Now, let's check how the accuracy when we try to recreate the identity matrix from the two inverse matrices.
error_1 = max(max(abs((A\eye(size(A))*A) - eye(size(A)))))
error_1 =
3.1114e-14
error_2 = max(max(abs((inv(A)*A) - eye(size(A)))))
error_2 =
2.3176e-14
The highest integer with a higher accuracy than the maximum difference between the two approaches is 255.
In summary, inv(A) is more accurate, but once you start using the inverse matrices, they are for all intended purposes identical.
Now, let's have a look at the performance of the two approaches:
n = fix(logspace(1,3,40));
for i = 1:numel(n)
A = rand(round(n(i)));
t1(i) = timeit(#()inv(A));
t2(i) = timeit(#()A\eye(n(i)));
end
loglog(n,[t1;t2])
It appears that which of the two approaches is fastest is dependent on the matrix size.
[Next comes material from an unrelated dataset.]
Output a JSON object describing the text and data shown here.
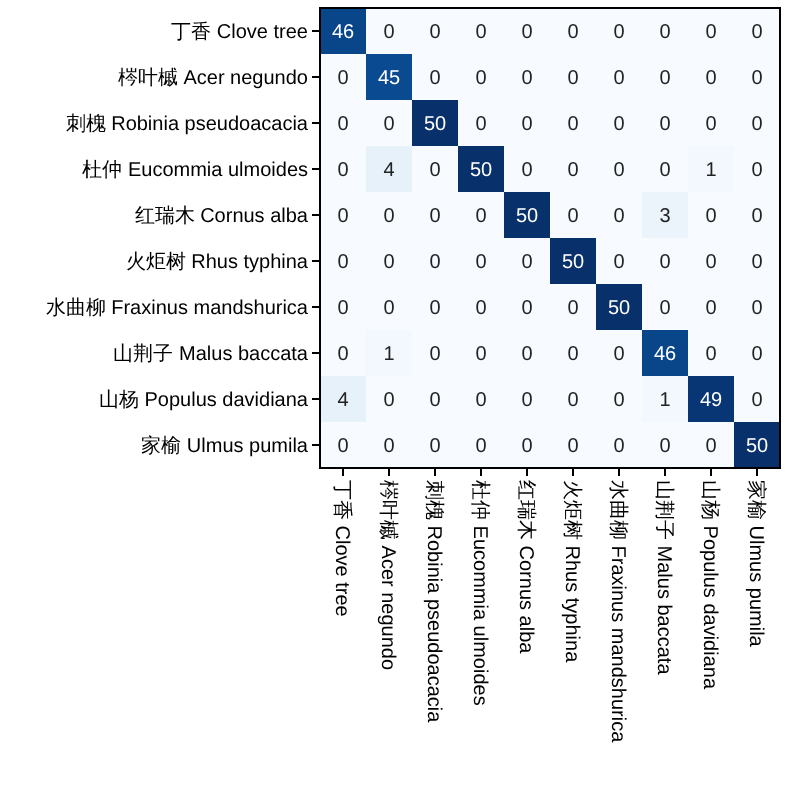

For instance, using inv is slower for n = 255, but faster for n = 256.
In summary, choose approach based on what's important to you. For most intended purposes, the two approaches are identical.
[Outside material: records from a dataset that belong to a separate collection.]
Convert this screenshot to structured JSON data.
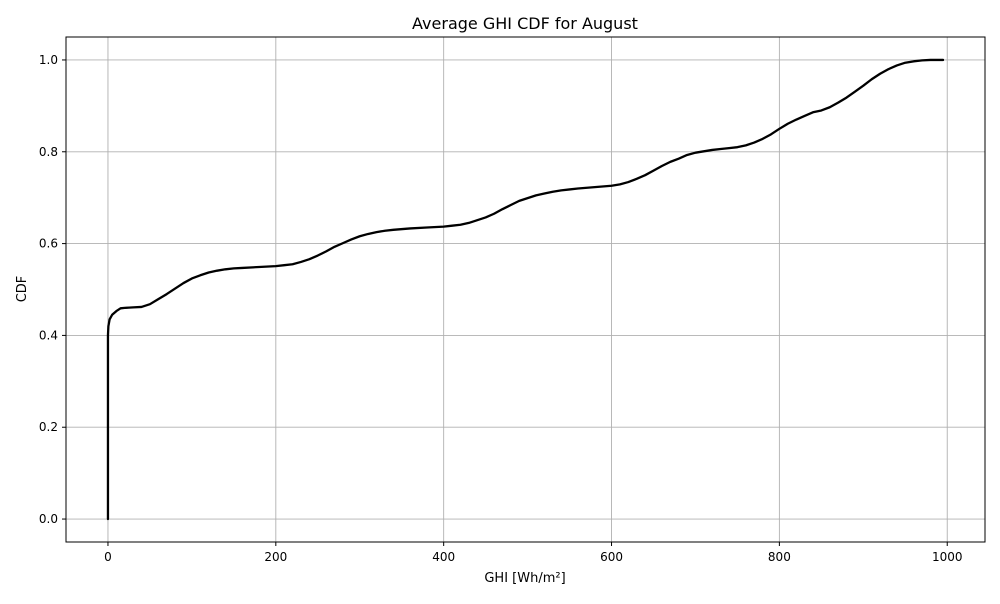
{
  "chart_data": {
    "type": "line",
    "title": "Average GHI CDF for August",
    "xlabel": "GHI [Wh/m²]",
    "ylabel": "CDF",
    "xlim": [
      -50,
      1045
    ],
    "ylim": [
      -0.05,
      1.05
    ],
    "xticks": [
      0,
      200,
      400,
      600,
      800,
      1000
    ],
    "yticks": [
      0.0,
      0.2,
      0.4,
      0.6,
      0.8,
      1.0
    ],
    "xtick_labels": [
      "0",
      "200",
      "400",
      "600",
      "800",
      "1000"
    ],
    "ytick_labels": [
      "0.0",
      "0.2",
      "0.4",
      "0.6",
      "0.8",
      "1.0"
    ],
    "grid": true,
    "line_color": "#000000",
    "grid_color": "#b0b0b0",
    "series": [
      {
        "x": [
          0,
          0,
          0.5,
          2,
          5,
          10,
          15,
          20,
          30,
          40,
          50,
          60,
          70,
          80,
          90,
          100,
          110,
          120,
          130,
          140,
          150,
          160,
          180,
          200,
          210,
          220,
          230,
          240,
          250,
          260,
          270,
          280,
          290,
          300,
          310,
          320,
          330,
          340,
          360,
          380,
          400,
          410,
          420,
          430,
          440,
          450,
          460,
          470,
          480,
          490,
          500,
          510,
          520,
          530,
          540,
          550,
          560,
          580,
          600,
          610,
          620,
          630,
          640,
          650,
          660,
          670,
          680,
          690,
          700,
          710,
          720,
          730,
          740,
          750,
          760,
          770,
          780,
          790,
          800,
          810,
          820,
          830,
          840,
          850,
          860,
          870,
          880,
          890,
          900,
          910,
          920,
          930,
          940,
          950,
          960,
          970,
          980,
          990,
          995
        ],
        "y": [
          0.0,
          0.4,
          0.42,
          0.435,
          0.445,
          0.453,
          0.459,
          0.46,
          0.461,
          0.462,
          0.468,
          0.479,
          0.49,
          0.502,
          0.514,
          0.524,
          0.531,
          0.537,
          0.541,
          0.544,
          0.546,
          0.547,
          0.549,
          0.551,
          0.553,
          0.555,
          0.56,
          0.566,
          0.574,
          0.583,
          0.593,
          0.601,
          0.609,
          0.616,
          0.621,
          0.625,
          0.628,
          0.63,
          0.633,
          0.635,
          0.637,
          0.639,
          0.641,
          0.645,
          0.651,
          0.657,
          0.665,
          0.675,
          0.684,
          0.693,
          0.699,
          0.705,
          0.709,
          0.713,
          0.716,
          0.718,
          0.72,
          0.723,
          0.726,
          0.729,
          0.734,
          0.741,
          0.749,
          0.759,
          0.769,
          0.778,
          0.785,
          0.793,
          0.798,
          0.801,
          0.804,
          0.806,
          0.808,
          0.81,
          0.814,
          0.82,
          0.828,
          0.838,
          0.85,
          0.861,
          0.87,
          0.878,
          0.886,
          0.89,
          0.897,
          0.907,
          0.918,
          0.931,
          0.944,
          0.958,
          0.97,
          0.98,
          0.988,
          0.994,
          0.997,
          0.999,
          1.0,
          1.0,
          1.0
        ]
      }
    ]
  }
}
Note that svd and pinv may be of interest if you're working with badly scaled matrices. If it's really really important you should consider the Symbolic toolbox.
I know you said that you "actually need the inverse", but I can't let this go unsaid: Using inv(A)*b is never the best approach for solving a linear equation! I won't explain further as I think you know this already.
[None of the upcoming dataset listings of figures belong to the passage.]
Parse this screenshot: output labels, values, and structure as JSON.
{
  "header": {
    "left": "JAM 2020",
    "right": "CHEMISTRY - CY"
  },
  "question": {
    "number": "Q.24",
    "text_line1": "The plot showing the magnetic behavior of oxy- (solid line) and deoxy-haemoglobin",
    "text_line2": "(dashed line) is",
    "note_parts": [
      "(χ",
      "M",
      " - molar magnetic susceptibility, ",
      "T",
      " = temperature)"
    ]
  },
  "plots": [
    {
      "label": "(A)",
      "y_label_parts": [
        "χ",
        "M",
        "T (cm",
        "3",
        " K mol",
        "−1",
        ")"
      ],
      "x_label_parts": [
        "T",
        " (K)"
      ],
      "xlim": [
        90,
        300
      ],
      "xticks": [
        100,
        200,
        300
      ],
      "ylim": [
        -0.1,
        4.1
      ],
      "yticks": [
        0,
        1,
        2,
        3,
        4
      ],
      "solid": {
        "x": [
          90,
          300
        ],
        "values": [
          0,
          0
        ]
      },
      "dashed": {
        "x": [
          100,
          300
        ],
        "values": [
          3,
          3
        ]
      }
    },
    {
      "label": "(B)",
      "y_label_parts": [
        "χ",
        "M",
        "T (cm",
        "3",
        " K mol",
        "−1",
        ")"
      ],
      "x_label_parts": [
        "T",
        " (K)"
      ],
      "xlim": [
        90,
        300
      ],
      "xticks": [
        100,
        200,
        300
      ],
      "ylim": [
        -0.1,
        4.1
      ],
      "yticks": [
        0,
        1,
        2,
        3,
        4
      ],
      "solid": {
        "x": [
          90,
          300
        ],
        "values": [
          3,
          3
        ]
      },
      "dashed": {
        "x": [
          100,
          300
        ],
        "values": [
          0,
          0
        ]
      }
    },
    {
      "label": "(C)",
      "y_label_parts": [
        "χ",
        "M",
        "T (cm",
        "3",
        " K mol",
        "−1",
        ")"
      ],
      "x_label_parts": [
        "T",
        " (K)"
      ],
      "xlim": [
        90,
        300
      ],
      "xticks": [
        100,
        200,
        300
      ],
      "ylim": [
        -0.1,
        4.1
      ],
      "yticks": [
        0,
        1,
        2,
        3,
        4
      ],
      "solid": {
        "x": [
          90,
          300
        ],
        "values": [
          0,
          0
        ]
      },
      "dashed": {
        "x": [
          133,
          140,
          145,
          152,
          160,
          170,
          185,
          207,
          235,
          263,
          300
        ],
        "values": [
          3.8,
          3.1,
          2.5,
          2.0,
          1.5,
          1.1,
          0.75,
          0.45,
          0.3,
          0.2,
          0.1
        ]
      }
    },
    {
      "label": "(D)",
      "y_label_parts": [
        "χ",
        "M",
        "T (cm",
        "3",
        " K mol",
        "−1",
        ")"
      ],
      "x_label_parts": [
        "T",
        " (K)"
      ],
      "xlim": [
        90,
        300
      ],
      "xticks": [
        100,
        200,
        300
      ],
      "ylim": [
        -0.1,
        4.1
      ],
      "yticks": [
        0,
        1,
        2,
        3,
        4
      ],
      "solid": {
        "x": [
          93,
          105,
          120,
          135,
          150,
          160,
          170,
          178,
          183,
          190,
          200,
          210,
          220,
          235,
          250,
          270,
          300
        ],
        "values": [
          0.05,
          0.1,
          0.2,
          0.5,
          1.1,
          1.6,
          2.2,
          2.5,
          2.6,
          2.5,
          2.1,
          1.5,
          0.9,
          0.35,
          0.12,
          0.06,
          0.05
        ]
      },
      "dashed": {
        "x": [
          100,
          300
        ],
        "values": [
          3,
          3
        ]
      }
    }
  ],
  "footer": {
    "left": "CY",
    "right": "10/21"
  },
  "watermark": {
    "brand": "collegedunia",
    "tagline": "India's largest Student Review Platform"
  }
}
If you need the inverse, you should use inv.
The inverse is calculated via LU decomposition, whereas the backslash operator mldivide calculates the solution to your linear system using different methods depending on the properties of your matrix A (see https://scicomp.stackexchange.com/a/1004), which can yield less accurate results for the inverse.
It should be noted that if you want to solve a linear system, the calculation is likely going to be much faster and more accurate using mldivide(\). The MATLAB documentation of inv is basically one big warning not to use inv to solve linear systems.
Just a way trying to check this, not sure if it's completely helpful though: multiply your inverse matrix result back with it's original version and check the deviation from the identity matrix:
A = rand( 111 );
E1 = abs( (A\eye(size(A) ) * A ) - eye( size(A) ) );
E2 = abs( ( inv(A) * A ) - eye( size(A) ) );
mean(E1(:))
mean(E2(:))
inv seems to be more accurate as I would have expected. Maybe somebody can re-evaluate this. ;)